Last February, the controversial gadfly and former Pfizer exec cleared a hurdle in his ongoing whistleblower lawsuit against Pfizer. In a filing, Rost cited approximately 200 instances in Indiana in which Genotropin, a human growth hormone, was marketed by Pharmacia (which was bought by Pfizer) for unapproved uses, such as combating aging in adults and treating short stature in children.
Providing such detail was needed for the case to proceed. And the move signaled two potentially significant developments. One is the long-term implication for Pfizer, should Rost ultimately prevail. The other is that his efforts may serve as a template for other whistleblowers who are similarly stymied by federal judges seeking details that are, otherwise, very hard to come by.
Interestingly, the Department of Justice, which declined to join Rost’s case, filed a statement of interest that was favorable to Rost, citing concerns with overall interpretation of law. Essentially, the DOJ rebutted the key points Pfizer subsequently argued to get the case dismissed. At the time, we wrote the DOJ move may have increased the likelihood the case will proceed toward discovery.
We were correct. A federal judge in Boston denied Pfizer’s motion to dismiss and is allowing Rost to proceed with his allegations of false claims for pediatric uses (but not aging in adults). This is significant not only for Rost, but for others who file whistleblower lawsuits, because he showed that is possible to clear rule 9b of the False Claims Act (here is the ruling).

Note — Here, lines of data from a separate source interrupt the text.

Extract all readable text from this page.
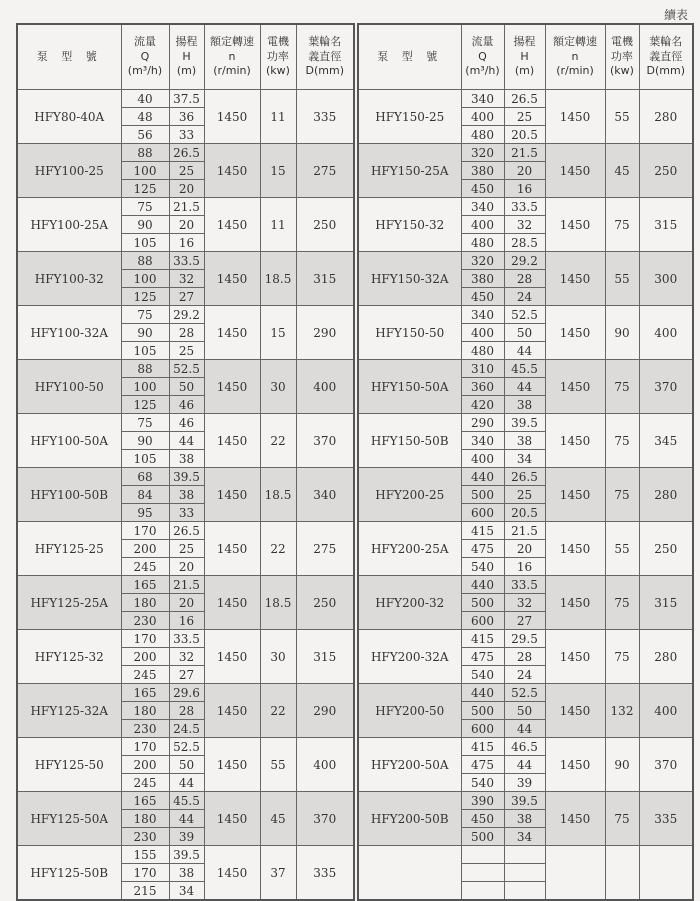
續表
泵 型 號	流量
Q
(m³/h)	揚程
H
(m)	額定轉速
n
(r/min)	電機
功率
(kw)	葉輪名
義直徑
D(mm)

HFY80-40A	40	37.5	1450	11	335
	48	36			
	56	33			
HFY100-25	88	26.5	1450	15	275
	100	25			
	125	20			
HFY100-25A	75	21.5	1450	11	250
	90	20			
	105	16			
HFY100-32	88	33.5	1450	18.5	315
	100	32			
	125	27			
HFY100-32A	75	29.2	1450	15	290
	90	28			
	105	25			
HFY100-50	88	52.5	1450	30	400
	100	50			
	125	46			
HFY100-50A	75	46	1450	22	370
	90	44			
	105	38			
HFY100-50B	68	39.5	1450	18.5	340
	84	38			
	95	33			
HFY125-25	170	26.5	1450	22	275
	200	25			
	245	20			
HFY125-25A	165	21.5	1450	18.5	250
	180	20			
	230	16			
HFY125-32	170	33.5	1450	30	315
	200	32			
	245	27			
HFY125-32A	165	29.6	1450	22	290
	180	28			
	230	24.5			
HFY125-50	170	52.5	1450	55	400
	200	50			
	245	44			
HFY125-50A	165	45.5	1450	45	370
	180	44			
	230	39			
HFY125-50B	155	39.5	1450	37	335
	170	38			
	215	34			
泵 型 號	流量
Q
(m³/h)	揚程
H
(m)	額定轉速
n
(r/min)	電機
功率
(kw)	葉輪名
義直徑
D(mm)

HFY150-25	340	26.5	1450	55	280
	400	25			
	480	20.5			
HFY150-25A	320	21.5	1450	45	250
	380	20			
	450	16			
HFY150-32	340	33.5	1450	75	315
	400	32			
	480	28.5			
HFY150-32A	320	29.2	1450	55	300
	380	28			
	450	24			
HFY150-50	340	52.5	1450	90	400
	400	50			
	480	44			
HFY150-50A	310	45.5	1450	75	370
	360	44			
	420	38			
HFY150-50B	290	39.5	1450	75	345
	340	38			
	400	34			
HFY200-25	440	26.5	1450	75	280
	500	25			
	600	20.5			
HFY200-25A	415	21.5	1450	55	250
	475	20			
	540	16			
HFY200-32	440	33.5	1450	75	315
	500	32			
	600	27			
HFY200-32A	415	29.5	1450	75	280
	475	28			
	540	24			
HFY200-50	440	52.5	1450	132	400
	500	50			
	600	44			
HFY200-50A	415	46.5	1450	90	370
	475	44			
	540	39			
HFY200-50B	390	39.5	1450	75	335
	450	38			
	500	34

This refers to fraud claims with “sufficient specificity,” another way of saying a whistleblower must provide very specific info about false claims a drugmaker submitted to the government for payment. This may include amounts charged, drugs prescribed, patient diagnosis and individuals involved in billing, a level of detail that can be very hard to obtain, given patient privacy laws such as HIPAA.
“For the time being, the Court will permit discovery only relating to the sales and marketing region that includes Indiana. If the discovery shows that kickbacks were paid to the doctors who then made off-label prescriptions, and that this sales region was following national directives, the Court will expand the scope of discovery nationwide,” wrote US District Court Judge Patti Saris.